La doctrine de saint Augustin contient des formules très proches de celle de l’Aquinate, mais avec des différences aux conséquences importantes quand il s’agit du discernement. En effet, saint Thomas cite cette formule du Docteur de la grâce comme une autorité [4] : « nous donnons aussi le nom de nature au cours connu et ordinaire de la nature ; et quand Dieu agit contre ce cours, nous appelons ses actions miracles ou prodiges. [5] » Mais contrairement à lui, Augustin considère que l’ordre tout entier de la nature n’est pas transcendé par le miracle, mais simplement le cours habituel des choses. Il est certes une occurrence hors norme, mais plutôt qu’un événement aux causes complètement transcendantes, il s’agit du dévoilement d’un aspect surprenant de la création. Le Docteur de la grâce considère que ce sont des possibilités que Dieu a incluses cachées dans la nature depuis le commencement, et qu’il active au moment voulu [6]. Les miracles dépassent donc seulement l’ordre qui nous est « connu et ordinaire » des choses. Si la distinction est subtile, l’enjeu est considérable, car dans cette perspective les miracles sont dans un certain sens tout à fait naturels [7]. Saint Augustin considère d’ailleurs que certains aspects de la nature elle-même sont miraculeux, et c’est simplement l’habitude qui nous le fait oublier. Il écrit en effet : « Quelle merveille aussi que ce cours ininterrompu de la nature ! Tout y est plein de miracles ; mais leur continuité même les a dépréciés. [8] » Donc dans cette perspective, à la fois certains aspects du cours ordinaire des choses, ainsi que les événements extraordinaires que Dieu ou les anges suscitent peuvent être qualifiés de miracles dans un sens large. Le contraste avec la pensée du docteur angélique est donc très fort.

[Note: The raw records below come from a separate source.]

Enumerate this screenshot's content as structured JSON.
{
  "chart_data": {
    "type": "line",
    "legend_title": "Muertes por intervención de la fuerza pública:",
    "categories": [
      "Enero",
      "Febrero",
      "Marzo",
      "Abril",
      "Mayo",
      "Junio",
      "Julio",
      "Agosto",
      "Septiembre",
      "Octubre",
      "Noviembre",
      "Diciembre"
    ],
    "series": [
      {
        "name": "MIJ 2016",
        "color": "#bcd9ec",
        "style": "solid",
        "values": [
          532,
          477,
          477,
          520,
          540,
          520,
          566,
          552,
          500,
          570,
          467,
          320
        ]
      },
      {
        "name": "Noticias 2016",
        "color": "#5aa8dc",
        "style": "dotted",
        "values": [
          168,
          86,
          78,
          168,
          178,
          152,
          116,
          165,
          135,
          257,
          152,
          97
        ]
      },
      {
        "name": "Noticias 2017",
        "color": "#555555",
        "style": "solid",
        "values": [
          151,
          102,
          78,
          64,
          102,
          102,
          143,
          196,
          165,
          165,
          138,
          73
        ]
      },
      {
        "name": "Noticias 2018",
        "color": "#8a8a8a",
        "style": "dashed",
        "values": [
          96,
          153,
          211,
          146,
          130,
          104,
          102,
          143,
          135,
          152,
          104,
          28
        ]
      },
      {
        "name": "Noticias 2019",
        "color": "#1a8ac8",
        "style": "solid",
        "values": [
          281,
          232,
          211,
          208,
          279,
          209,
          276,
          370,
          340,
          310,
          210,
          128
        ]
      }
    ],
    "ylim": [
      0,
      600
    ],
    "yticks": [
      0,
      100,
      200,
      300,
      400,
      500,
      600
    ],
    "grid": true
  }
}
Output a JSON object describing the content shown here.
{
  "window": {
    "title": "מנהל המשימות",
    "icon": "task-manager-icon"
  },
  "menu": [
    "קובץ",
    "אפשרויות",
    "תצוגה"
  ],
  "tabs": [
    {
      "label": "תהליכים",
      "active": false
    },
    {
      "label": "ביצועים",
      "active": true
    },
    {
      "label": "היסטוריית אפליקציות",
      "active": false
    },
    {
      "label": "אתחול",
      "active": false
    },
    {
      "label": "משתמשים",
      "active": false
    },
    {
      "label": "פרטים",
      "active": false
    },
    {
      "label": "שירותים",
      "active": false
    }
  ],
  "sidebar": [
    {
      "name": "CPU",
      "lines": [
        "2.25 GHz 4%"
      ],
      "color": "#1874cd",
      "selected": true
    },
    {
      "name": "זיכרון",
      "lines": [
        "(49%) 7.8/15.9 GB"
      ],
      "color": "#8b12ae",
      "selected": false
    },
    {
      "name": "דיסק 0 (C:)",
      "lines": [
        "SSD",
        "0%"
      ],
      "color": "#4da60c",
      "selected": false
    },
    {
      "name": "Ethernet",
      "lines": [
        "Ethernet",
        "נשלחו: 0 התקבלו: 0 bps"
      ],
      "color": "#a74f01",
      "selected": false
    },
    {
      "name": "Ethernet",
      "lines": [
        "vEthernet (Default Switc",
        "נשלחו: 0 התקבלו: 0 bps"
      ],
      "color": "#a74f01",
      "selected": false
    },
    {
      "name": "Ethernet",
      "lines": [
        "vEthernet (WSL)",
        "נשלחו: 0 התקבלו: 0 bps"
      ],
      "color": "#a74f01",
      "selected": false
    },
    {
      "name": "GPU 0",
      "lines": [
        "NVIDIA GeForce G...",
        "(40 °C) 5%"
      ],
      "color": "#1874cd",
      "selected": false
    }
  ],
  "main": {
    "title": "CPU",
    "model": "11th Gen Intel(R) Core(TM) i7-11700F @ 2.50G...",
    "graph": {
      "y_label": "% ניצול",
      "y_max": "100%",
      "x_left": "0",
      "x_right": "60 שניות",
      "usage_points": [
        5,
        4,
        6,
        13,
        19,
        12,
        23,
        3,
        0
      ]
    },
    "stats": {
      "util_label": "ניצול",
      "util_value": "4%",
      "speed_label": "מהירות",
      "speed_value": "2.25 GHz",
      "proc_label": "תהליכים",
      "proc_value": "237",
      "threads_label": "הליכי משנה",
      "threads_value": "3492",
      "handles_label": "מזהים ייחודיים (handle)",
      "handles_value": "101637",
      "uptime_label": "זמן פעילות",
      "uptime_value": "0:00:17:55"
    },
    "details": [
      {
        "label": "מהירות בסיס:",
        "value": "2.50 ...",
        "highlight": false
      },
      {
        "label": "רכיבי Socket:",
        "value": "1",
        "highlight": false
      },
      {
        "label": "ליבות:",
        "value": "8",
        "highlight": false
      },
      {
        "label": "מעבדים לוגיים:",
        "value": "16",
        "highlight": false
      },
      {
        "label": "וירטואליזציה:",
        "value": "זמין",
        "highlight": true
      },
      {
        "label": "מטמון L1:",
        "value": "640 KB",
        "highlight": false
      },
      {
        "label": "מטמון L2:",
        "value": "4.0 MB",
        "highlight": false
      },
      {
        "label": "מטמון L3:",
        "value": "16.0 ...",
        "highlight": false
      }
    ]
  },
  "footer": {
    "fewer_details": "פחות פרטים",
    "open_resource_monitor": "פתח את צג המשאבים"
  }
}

L’on relèvera succinctement que cette contradiction étonnante entre les deux saints semble pouvoir s’expliquer plus par leurs positions philosophiques que théologiques. Établir ceci fermement requerrait une étude plus approfondie, mais on peut proposer quelques remarques à ce sujet. En effet, si l’on prend strictement les définitions que nous venons de voir, ce qui est un miracle pour Augustin ne l’est pas pour Thomas, et ce qui est miraculeux pour ce dernier n’existe tout simplement pas pour le premier. En effet, dans un cas on exige que l’ordre de la nature soit dépassé entièrement, mais dans l’autre on affirme qu’il ne l’est pas. Mais pourtant en parcourant leurs textes plus largement, l’on relève beaucoup de convergences sur les points-clés, et le docteur médiéval cite d’ailleurs constamment son prédécesseur. Le désaccord semble plutôt se trouver au niveau de leurs philosophies de la nature sous-jacentes. Ainsi pour Augustin, la nature tout entière est remplie d’interventions divines, et un miracle en est une parmi tant d’autres. Alors que pour Thomas, Dieu laisse une grande autonomie au fonctionnement de la création : il est la cause première qui soutient les causes secondes et les laisse se déployer selon leurs propres dynamiques. Lors d’un miracle il y a donc une intervention directe exceptionnelle dans la nature ; il s’agit d’un acte créateur radicalement nouveau. Ainsi, chez les deux auteurs, il y a des pensées de la nature très différentes, qui engendrent des théologies du miracle qui paraîtront par cela très opposées, même si sur les points spirituellement essentiels elles le sont peu.

Introduire la finalité

Mais la conception augustinienne présente un avantage notable, qui est d’inclure implicitement dans la définition même des miracles authentiques un critère de discernement : ceux-ci ont toujours une finalité religieuse. En effet, si, dans cette perspective, les prodiges divins, démoniaques, et même des aspects du cours de la nature, peuvent être dits miraculeux au sens large, au sens strict, qui est celui qui nous intéresse plus particulièrement ici, seuls sont vrais ceux qui ont pour but de nous rapprocher de Dieu. Le miracle serait donc essentiellement un phénomène religieux. Saint Augustin affirme :

Voilà pourquoi Dieu […] ne dédaigne pas de faire dans le ciel et sur la terre des miracles visibles, afin d’exciter l’âme encore attachée aux choses visibles à adorer son invisible créateur ; et quant au lieu et au temps où ces miracles s’accomplissent, cela dépend d’un conseil immuable de sa sagesse […]. [9]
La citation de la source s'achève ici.